I invited everyone who’s worked with me, and who I’ve worked for, since being here (4 and a bit years). I even invited my soon-to-be-ex colleague – it WAS kind of held in his honour after all – but he luckily didn’t come.

In the invitation I asked for volunteers to help me with preparations. There were so many helpers – not only beforehand, but also during and after the party itself – that it makes my head reel a bit just thinking about how lucky I am to know such amazing people. Some brought cake, biscuits or chocolates, one made a galoptious potfull of curry, some decorated the conference room, one helped me bake scones, some made sure the food was hot before carrying it in, others moved tables, collected dirty plates or washed up. There are probably a whole lot of people who did things I didn’t properly notice but who were busy in the background ensuring everything worked out.

My own part in the proceedings was largely unhelpful. I basically wrote a list of jobs I thought were necessary and left them to it while I busied myself with torturing pieces of cheese-and-pineapple with pointy sticks in the kitchen.

At exactly half past 4 they called me into the other room and sang “for she’s a jolly good fellow” (rather off-key and with a range of different lyrics, but who cares about tunes and words :))

The ‘party room’ looked fantastic, I’d brought fairy lights and candles and food and told my helpers to have fun playing. They’d mostly disregarded the ideas I’d had, but it was so much better their way 😉

I declared the buffet – if you can call a table of scones and cakes a buffet – opened and made a beeline for the tea.

***

I’d made several trays of food at the weekend, things like pasta bake that just needed warming up. I left everyone to their plates and went to put the trays of food in the oven – a posh job, where the oven racks/shelves are attached to the door and the whole thing opens like a drawer.

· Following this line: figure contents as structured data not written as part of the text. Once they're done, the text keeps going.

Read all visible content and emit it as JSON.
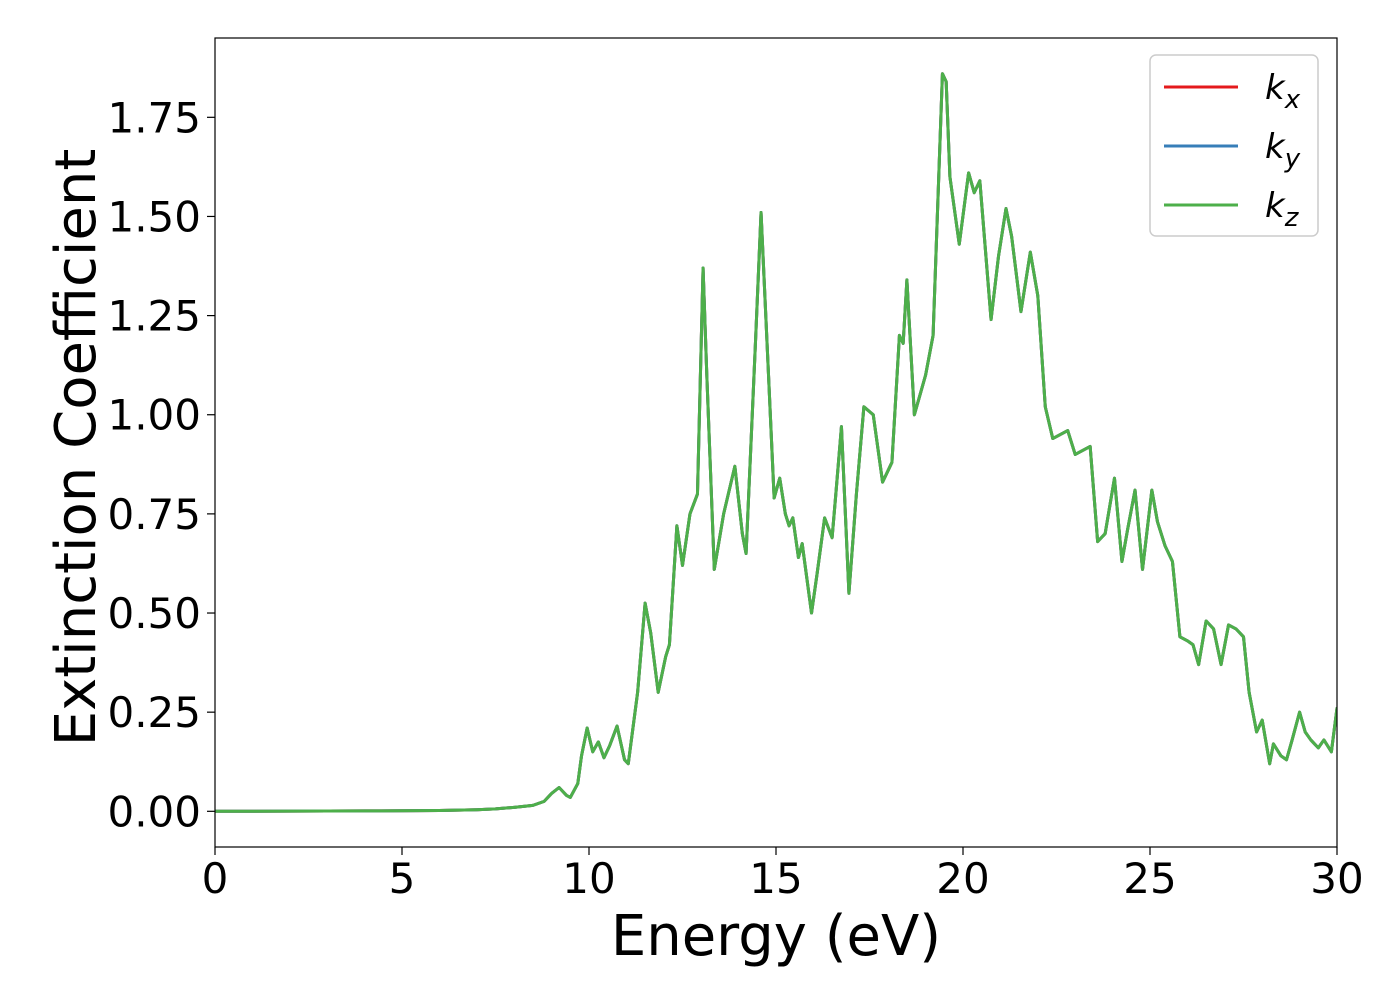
{
  "chart_data": {
    "type": "line",
    "xlabel": "Energy (eV)",
    "ylabel": "Extinction Coefficient",
    "xlim": [
      0,
      30
    ],
    "ylim": [
      -0.09,
      1.95
    ],
    "x_ticks": [
      0,
      5,
      10,
      15,
      20,
      25,
      30
    ],
    "y_ticks": [
      0.0,
      0.25,
      0.5,
      0.75,
      1.0,
      1.25,
      1.5,
      1.75
    ],
    "x_tick_labels": [
      "0",
      "5",
      "10",
      "15",
      "20",
      "25",
      "30"
    ],
    "y_tick_labels": [
      "0.00",
      "0.25",
      "0.50",
      "0.75",
      "1.00",
      "1.25",
      "1.50",
      "1.75"
    ],
    "grid": false,
    "legend_position": "top-right",
    "series": [
      {
        "name": "k_x",
        "label_base": "k",
        "label_sub": "x",
        "color": "#e41a1c"
      },
      {
        "name": "k_y",
        "label_base": "k",
        "label_sub": "y",
        "color": "#377eb8"
      },
      {
        "name": "k_z",
        "label_base": "k",
        "label_sub": "z",
        "color": "#4daf4a"
      }
    ],
    "x": [
      0,
      2,
      4,
      6,
      7,
      7.5,
      8,
      8.5,
      8.8,
      9.0,
      9.2,
      9.3,
      9.4,
      9.5,
      9.7,
      9.8,
      9.95,
      10.1,
      10.25,
      10.4,
      10.55,
      10.75,
      10.95,
      11.05,
      11.3,
      11.5,
      11.65,
      11.85,
      12.05,
      12.15,
      12.35,
      12.5,
      12.7,
      12.9,
      13.05,
      13.15,
      13.35,
      13.6,
      13.9,
      14.1,
      14.2,
      14.45,
      14.6,
      14.8,
      14.95,
      15.1,
      15.25,
      15.35,
      15.45,
      15.6,
      15.7,
      15.95,
      16.1,
      16.3,
      16.5,
      16.6,
      16.75,
      16.95,
      17.15,
      17.35,
      17.6,
      17.85,
      18.1,
      18.3,
      18.4,
      18.5,
      18.7,
      18.85,
      19.0,
      19.2,
      19.45,
      19.55,
      19.65,
      19.9,
      20.15,
      20.3,
      20.45,
      20.75,
      20.95,
      21.15,
      21.3,
      21.55,
      21.8,
      22.0,
      22.2,
      22.4,
      22.6,
      22.8,
      23.0,
      23.2,
      23.4,
      23.6,
      23.8,
      24.05,
      24.25,
      24.4,
      24.6,
      24.8,
      25.05,
      25.2,
      25.4,
      25.6,
      25.8,
      26.0,
      26.15,
      26.3,
      26.5,
      26.7,
      26.9,
      27.1,
      27.3,
      27.5,
      27.65,
      27.85,
      28.0,
      28.2,
      28.3,
      28.5,
      28.65,
      28.8,
      29.0,
      29.15,
      29.3,
      29.5,
      29.65,
      29.85,
      30.0
    ],
    "values": [
      0,
      0.0005,
      0.001,
      0.002,
      0.004,
      0.006,
      0.01,
      0.015,
      0.025,
      0.045,
      0.06,
      0.05,
      0.04,
      0.035,
      0.07,
      0.14,
      0.21,
      0.15,
      0.175,
      0.135,
      0.165,
      0.215,
      0.13,
      0.12,
      0.3,
      0.525,
      0.45,
      0.3,
      0.39,
      0.42,
      0.72,
      0.62,
      0.75,
      0.8,
      1.37,
      1.1,
      0.61,
      0.75,
      0.87,
      0.7,
      0.65,
      1.18,
      1.51,
      1.1,
      0.79,
      0.84,
      0.75,
      0.72,
      0.74,
      0.64,
      0.675,
      0.5,
      0.6,
      0.74,
      0.69,
      0.8,
      0.97,
      0.55,
      0.8,
      1.02,
      1.0,
      0.83,
      0.88,
      1.2,
      1.18,
      1.34,
      1.0,
      1.05,
      1.1,
      1.2,
      1.86,
      1.84,
      1.6,
      1.43,
      1.61,
      1.56,
      1.59,
      1.24,
      1.4,
      1.52,
      1.45,
      1.26,
      1.41,
      1.3,
      1.02,
      0.94,
      0.95,
      0.96,
      0.9,
      0.91,
      0.92,
      0.68,
      0.7,
      0.84,
      0.63,
      0.71,
      0.81,
      0.61,
      0.81,
      0.73,
      0.67,
      0.63,
      0.44,
      0.43,
      0.42,
      0.37,
      0.48,
      0.46,
      0.37,
      0.47,
      0.46,
      0.44,
      0.3,
      0.2,
      0.23,
      0.12,
      0.17,
      0.14,
      0.13,
      0.18,
      0.25,
      0.2,
      0.18,
      0.16,
      0.18,
      0.15,
      0.26
    ]
  }
}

I was standing in the kitchen talking to the ‘curry-lady’ (who was cooking rice for me) when they called me into the other room (again). I left her to look after the oven as well as the rice and went back to the party.

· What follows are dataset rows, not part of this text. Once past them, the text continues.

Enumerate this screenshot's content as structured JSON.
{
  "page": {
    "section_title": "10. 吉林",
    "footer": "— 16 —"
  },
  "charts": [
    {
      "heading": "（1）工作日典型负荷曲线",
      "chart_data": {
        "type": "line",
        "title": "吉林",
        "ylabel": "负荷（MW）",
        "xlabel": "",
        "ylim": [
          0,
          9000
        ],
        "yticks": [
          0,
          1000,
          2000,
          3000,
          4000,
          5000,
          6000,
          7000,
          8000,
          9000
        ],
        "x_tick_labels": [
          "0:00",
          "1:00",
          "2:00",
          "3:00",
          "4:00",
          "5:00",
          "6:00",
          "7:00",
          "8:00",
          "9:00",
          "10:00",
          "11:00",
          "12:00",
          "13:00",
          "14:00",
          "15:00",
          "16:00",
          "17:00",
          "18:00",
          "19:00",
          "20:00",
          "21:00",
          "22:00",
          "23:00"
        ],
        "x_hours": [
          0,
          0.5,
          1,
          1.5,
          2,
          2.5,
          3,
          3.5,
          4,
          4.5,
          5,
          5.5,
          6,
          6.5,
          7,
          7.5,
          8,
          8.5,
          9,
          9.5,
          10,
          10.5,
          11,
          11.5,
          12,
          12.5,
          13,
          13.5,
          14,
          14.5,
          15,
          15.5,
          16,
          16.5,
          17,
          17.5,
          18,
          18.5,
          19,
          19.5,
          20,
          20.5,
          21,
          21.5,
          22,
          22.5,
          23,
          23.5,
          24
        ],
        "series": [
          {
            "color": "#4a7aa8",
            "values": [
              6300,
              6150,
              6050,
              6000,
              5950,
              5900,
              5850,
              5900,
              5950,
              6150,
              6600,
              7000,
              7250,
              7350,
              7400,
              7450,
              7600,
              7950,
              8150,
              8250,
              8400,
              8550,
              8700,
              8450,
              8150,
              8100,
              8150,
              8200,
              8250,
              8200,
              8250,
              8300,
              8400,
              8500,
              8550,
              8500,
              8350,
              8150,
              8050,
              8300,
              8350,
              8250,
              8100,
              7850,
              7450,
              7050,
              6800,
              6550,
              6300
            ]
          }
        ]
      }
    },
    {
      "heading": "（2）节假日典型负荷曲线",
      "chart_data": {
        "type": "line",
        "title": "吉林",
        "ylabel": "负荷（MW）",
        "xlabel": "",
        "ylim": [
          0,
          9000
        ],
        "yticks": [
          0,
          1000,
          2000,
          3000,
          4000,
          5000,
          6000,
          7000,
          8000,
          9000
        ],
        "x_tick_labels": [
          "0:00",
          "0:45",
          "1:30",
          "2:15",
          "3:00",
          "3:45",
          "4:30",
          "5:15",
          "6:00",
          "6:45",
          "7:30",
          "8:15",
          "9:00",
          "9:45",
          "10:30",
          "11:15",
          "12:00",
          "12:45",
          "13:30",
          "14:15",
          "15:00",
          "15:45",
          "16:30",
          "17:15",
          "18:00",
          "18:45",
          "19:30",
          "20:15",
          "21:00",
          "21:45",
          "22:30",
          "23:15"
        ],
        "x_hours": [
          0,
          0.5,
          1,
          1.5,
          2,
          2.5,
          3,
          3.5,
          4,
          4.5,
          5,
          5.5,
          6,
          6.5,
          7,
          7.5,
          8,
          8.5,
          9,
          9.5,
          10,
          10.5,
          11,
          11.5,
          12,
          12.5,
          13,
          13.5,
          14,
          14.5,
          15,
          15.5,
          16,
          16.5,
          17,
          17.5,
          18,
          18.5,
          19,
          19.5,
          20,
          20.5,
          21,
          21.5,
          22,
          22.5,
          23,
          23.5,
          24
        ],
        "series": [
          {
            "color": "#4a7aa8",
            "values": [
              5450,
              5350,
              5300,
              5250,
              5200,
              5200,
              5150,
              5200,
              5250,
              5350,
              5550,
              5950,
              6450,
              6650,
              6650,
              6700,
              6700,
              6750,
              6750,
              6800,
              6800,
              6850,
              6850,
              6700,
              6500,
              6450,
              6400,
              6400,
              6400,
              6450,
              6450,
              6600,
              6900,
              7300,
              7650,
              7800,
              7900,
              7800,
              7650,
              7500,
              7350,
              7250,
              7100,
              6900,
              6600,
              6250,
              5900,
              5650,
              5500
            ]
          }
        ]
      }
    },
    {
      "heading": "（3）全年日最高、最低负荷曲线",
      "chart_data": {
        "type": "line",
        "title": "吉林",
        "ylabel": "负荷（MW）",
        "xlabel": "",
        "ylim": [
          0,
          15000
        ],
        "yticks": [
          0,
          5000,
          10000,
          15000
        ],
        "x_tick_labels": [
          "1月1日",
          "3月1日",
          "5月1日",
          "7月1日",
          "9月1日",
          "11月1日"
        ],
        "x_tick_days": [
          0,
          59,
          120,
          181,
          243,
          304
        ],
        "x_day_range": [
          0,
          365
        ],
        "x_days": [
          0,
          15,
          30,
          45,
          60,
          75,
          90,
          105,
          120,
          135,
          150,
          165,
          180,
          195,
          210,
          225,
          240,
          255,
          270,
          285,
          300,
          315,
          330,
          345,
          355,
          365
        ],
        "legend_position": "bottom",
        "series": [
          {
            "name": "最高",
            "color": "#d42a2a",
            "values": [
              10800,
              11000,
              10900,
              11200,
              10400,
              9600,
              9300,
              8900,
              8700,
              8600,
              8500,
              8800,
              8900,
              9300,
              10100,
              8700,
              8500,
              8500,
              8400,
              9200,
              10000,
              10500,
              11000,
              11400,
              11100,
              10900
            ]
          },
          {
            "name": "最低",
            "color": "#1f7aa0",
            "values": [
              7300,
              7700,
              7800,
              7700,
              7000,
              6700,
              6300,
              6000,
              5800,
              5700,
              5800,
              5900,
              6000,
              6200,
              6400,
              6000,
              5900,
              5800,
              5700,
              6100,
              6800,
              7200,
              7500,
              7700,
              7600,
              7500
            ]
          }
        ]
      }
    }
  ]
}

One of my bosses gave a speech and presented me with a bunch of roses, Cornelia Funke’s Tintenherz trilogy and a hedgehog made of “waschknete” (plasticine you can use as soap) with rolled up money stuck in it as spines. Even those who couldn’t make it to the party had contributed and written in the card.

imageI was still admiring the roses when the rice lady came in to ask me to check if the food was done. Back I went to the kitchen. No rest for the celebrated, huh?

What started off as simply checking the state of the cheese, turned into something like the tablecloth trick only less elegant. The drawer was heavy and opened slowly and the pasta tray stayed put in the middle of the oven. I shut the door again in the hope it would be pushed back on to the rack and announced that it was falling off. Unfortunately no one understood what I meant. The helpful person next to me apparently thought I was too weak to open the oven and hurried to my rescue. He opened the oven door with full force and was privy to the best view of the tray emptying itself all over the bottom of the oven.

We scooped up as much as we could and I went back to the party, taking the curry with me.

Next thing we knew, was the fire alarm was blaring and a horde of fire engines was rushing to the scene…

Still, if you’re going to leave, you might as well make your mark first.

I really really hope nothing actually burned elsewhere while the firemen inspected the cheese-lined oven.